Horlama Radyofrekans Yöntemi

Radyofrekans tekniği özellikle habitüel horlamada ağrısız bir çözüm olarak karşımıza çıkmaktadır. Lazerden farklı olarak, şiddetli ağrılar yerine hastanın aynı gün hayatına devam etmesini sağlamaktadır. Radyofrekans dalgalarıyla yumuşak damarın içine girilerek, yaklaşık 90 derece sıcaklıkla kas dokusundan azalma sağlanarak oluşan nedbe dokusu yardımıyla, yumuşak damağın gerilmesine ve horlamanın ortadan kalkmasına katkıda bulunulmaktadır.

Diğer uygulama alanları

1- Yumuşak damak,

2- Tonsil dokusu,

3- Dil kökü,

4- İnferior konka,

Bu dokuların hepsinde kullanım amacı doku miktarını azaltmaya yöneliktir.

Radyofrekans tekniğinin avantajları

1- Az travma etkili yöntem oluşu,

2- Geri dönüşümlü yöntem oluşu,

3- Muayenehane şartlarında uygulanabilen bir yöntem oluşu,

4- Postoperatif ağrının çok az oluşu,

5- İş kaybının olmayışı,

6- Yutkunma ve konuşmanın etkilenmemesi,

7- Mukoza hasarı olmayışı,

8- Enfeksiyon riskinin olmayışı,

9- Doku hacmini azaltıcı etkisi oluşu,

10- Kontrol edilebilir oluşu,

11- Sıcaklık kontrolünün monitörize edilebilmesi

Radyofrekansın dezavantajları

1- Maliyetin yüksek oluşu,

2- Birden fazla uygulama gerektirmesi,

3- Body mass indeksi denen vücut ağırlık/yüzölçümü oranının yüksek olduğu vakalarda başarının düşük olması

Radyofrekansın endikasyonları

1- Habitüel horlama

2- Hafif uyku apnesi sendromu

3- Alt konka hipertrofisi

4- Opstrüktif tonsiller hipertrofi

5- Dil kökü hipertrofisi

Radyofrekans amacıyla değişik standartlarda aletler kullanılmaktadır. Bunlar Somnus ve Ellman cihazlarıdır. Ancak bunların içinde sıcaklık kontrolünün yapılabildiği ve monitörizasyon yapılan cihaz Somnus’tur. 1996 yılında da bu tekniğe benzer tarzda, yumuşak damarın içine koter batırılarak yumuşak damak küçültülmeye çalışılmıştır.

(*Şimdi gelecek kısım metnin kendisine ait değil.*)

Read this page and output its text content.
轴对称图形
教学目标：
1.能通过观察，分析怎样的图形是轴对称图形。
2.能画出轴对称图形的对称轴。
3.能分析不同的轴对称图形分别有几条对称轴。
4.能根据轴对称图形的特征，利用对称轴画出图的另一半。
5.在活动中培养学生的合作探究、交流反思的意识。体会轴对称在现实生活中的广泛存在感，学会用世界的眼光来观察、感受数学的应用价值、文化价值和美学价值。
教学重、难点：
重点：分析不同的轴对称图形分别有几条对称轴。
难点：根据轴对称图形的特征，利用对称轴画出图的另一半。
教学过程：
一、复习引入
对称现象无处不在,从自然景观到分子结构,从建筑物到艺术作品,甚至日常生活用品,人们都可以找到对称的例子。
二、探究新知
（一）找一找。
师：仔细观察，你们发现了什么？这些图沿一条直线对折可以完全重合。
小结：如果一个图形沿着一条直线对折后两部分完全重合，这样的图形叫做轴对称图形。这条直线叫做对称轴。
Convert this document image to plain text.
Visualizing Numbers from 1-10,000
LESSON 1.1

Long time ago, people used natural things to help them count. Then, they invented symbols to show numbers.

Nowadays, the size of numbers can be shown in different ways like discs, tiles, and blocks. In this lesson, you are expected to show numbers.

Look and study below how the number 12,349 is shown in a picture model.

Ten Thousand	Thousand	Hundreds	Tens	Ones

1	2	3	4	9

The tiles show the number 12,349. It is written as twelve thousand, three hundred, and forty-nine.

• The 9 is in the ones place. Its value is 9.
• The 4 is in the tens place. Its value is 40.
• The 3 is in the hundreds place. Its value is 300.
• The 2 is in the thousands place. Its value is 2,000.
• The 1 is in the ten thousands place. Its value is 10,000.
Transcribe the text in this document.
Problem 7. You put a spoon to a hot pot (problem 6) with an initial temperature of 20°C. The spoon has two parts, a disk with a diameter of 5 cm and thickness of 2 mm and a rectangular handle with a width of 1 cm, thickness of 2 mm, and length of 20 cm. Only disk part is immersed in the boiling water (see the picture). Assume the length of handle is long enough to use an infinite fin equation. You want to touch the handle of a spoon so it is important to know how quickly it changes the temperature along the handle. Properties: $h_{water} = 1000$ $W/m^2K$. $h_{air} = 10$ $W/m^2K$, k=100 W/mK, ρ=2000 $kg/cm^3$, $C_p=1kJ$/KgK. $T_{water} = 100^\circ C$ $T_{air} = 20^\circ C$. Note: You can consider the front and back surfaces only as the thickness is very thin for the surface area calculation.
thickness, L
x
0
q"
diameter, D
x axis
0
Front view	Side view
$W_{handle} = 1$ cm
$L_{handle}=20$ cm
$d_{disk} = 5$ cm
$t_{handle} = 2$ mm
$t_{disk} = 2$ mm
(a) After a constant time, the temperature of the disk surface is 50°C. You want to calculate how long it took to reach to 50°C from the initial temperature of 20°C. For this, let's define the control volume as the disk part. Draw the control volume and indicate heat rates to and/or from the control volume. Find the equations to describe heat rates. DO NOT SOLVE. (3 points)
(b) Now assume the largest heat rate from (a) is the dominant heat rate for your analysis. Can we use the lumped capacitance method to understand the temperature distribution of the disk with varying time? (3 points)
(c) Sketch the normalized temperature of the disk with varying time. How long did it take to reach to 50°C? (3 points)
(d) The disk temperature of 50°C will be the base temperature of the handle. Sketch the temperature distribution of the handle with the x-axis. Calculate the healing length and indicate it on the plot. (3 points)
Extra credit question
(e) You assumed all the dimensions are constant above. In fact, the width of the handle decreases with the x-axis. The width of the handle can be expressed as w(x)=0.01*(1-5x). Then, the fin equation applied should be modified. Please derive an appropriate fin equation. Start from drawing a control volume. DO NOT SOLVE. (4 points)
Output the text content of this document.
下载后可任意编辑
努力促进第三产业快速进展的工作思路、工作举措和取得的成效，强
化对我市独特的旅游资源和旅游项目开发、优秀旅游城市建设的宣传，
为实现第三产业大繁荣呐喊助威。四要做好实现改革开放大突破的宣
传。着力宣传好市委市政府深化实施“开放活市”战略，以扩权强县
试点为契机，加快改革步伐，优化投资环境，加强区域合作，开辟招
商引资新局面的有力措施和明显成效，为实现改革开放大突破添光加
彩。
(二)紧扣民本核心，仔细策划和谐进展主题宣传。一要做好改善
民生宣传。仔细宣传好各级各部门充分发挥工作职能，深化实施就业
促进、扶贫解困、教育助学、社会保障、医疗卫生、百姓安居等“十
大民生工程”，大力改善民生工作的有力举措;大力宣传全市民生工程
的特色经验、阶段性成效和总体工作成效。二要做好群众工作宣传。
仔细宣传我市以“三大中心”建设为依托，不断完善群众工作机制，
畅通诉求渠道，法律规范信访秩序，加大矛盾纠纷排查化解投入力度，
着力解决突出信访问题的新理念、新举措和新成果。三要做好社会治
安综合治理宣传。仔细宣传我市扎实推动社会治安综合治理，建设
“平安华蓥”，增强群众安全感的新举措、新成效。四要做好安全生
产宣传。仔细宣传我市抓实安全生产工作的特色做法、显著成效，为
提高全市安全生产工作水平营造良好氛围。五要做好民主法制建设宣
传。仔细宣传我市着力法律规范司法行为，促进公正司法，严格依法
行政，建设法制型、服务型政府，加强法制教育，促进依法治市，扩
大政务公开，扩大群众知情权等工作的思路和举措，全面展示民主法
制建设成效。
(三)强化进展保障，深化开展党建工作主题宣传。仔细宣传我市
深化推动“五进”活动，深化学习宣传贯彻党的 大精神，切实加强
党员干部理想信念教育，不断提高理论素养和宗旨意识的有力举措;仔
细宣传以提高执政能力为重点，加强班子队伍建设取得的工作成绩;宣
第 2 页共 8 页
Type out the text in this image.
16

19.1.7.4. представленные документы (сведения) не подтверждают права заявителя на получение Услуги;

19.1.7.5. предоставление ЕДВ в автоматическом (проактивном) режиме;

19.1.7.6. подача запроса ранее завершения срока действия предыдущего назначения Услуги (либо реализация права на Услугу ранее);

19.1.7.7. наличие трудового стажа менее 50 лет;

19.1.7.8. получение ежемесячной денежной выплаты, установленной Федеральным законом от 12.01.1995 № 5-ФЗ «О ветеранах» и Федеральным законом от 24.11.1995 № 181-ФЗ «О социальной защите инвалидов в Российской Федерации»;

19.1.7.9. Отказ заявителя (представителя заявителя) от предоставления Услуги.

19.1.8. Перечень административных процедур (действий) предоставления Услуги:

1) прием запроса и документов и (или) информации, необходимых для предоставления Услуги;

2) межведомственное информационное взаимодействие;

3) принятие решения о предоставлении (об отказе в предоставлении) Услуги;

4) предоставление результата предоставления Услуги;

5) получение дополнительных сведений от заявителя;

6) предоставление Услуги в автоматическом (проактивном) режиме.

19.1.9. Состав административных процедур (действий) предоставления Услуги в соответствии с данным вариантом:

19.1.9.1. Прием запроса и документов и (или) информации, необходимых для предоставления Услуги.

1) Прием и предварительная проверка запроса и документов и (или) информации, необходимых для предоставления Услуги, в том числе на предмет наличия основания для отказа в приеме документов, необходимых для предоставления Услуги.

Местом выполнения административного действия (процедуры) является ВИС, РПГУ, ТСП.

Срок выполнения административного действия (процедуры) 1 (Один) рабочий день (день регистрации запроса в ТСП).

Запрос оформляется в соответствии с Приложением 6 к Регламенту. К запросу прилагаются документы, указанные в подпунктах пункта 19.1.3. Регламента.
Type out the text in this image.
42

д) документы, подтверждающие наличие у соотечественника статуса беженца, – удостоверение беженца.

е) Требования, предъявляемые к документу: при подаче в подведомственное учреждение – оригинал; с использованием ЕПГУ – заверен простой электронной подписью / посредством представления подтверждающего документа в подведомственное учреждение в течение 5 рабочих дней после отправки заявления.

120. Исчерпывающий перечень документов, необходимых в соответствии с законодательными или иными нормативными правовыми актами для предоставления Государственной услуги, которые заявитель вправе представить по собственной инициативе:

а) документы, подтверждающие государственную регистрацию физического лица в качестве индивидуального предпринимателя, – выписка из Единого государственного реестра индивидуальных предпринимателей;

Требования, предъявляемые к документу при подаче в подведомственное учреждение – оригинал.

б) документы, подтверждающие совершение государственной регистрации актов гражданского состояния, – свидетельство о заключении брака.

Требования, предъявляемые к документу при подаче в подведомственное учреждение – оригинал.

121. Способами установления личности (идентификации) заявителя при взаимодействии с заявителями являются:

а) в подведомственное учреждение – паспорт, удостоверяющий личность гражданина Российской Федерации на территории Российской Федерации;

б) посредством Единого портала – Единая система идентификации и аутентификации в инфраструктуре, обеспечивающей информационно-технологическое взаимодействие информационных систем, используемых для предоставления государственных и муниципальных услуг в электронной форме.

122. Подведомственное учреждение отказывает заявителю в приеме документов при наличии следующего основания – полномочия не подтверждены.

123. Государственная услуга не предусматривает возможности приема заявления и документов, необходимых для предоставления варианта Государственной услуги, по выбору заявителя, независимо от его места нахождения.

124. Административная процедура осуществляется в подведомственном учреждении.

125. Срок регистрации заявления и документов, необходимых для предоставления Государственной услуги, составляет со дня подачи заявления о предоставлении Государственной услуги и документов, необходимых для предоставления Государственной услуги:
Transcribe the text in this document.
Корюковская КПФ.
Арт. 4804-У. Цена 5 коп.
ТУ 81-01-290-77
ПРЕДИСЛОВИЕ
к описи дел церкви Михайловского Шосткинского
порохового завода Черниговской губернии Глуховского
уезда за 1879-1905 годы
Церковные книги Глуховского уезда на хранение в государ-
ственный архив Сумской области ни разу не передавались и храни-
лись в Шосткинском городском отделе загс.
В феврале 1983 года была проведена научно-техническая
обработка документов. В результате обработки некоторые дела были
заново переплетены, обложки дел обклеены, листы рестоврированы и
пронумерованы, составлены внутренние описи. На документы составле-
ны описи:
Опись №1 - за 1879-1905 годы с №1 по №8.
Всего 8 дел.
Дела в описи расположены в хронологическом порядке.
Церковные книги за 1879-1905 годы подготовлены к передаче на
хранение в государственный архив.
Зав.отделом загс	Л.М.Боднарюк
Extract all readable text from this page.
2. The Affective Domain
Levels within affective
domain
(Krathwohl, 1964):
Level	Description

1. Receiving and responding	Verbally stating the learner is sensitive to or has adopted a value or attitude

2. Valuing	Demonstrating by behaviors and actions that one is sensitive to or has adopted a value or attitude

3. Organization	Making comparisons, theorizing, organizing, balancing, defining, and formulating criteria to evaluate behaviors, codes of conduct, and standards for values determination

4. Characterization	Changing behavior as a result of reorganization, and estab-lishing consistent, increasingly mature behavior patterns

Enerjinin kontrolü, sıcaklığın kontrolü, doku içi ve mukozal yüzey sıcaklığının takibi, doku direncinin takibi olası komplikasyonları önlemesi açısından önem kazanmaktadır.

Radyofrekans tekniğinin uygulanması

1- Hastanın oturur konumda olması,

2- Hekimin hastanın karşısında olması,

3- Sert damak-yumuşak damak bileşkesine ve laterale lokal anestezik madde uygulanması,

4- Cihazın ayarlanması,

5- Bağlantıların kontrol edilmesi,

6- Sistemin ayakla kumanda edilmesi,

7- Radyofrekans enerji kullandığı için koter plağının hastanın sırtına yapıştırılması,

8- Kullanılacak elektrodun yumuşak damak kavsine uygun bir şekilde ayarlanması,

9- Lokal anestezinin etki süresinin beklenmesini takiben el aletiyle yumuşak damarın orta ve yan bölgelerine, elektrodun ucu uvulaya yönelecek tarzda enerjinin verilmesi,

10- Uygulama sırasında mukozaya dikkat edilmesi (Çünkü mukozanın beyazlamaya başlaması yüzeye yakın olduğumuzun bir göstergesidir). Aynı zamanda elektrodun ölçtüğü iç ve dış sıcaklıklar monitörden takip edilerek, aradaki sıcaklık farkının belli bir düzeyde kalması ve doku direncinde artış olmamasına dikkat edilmesi.

Uygulamayı takiben postoperatif dönemde 48 saat süresince hafif ağrı olabilir ve bu ağrı analjeziklerle kontrol altına alınabilir. Aynı zamanda yumuşak damakta ve özellikle uvulada bir ödem oluşabilir. Mukozanın zedelenmesi ağrının artışına neden olabilir. Komplikasyon olarak yumuşak damak perforasyonları da bildirilmiştir.

Radyofrekans uygulaması ortalama üç seans üzerinden yapılmaktadır. Üçüncü seans sonunda horlamanın yaklaşık % 70 oranında azaldığı görülmektedir. İşlem süresi oldukça kısadır; 8-10 dakika içerisinde bitmektedir.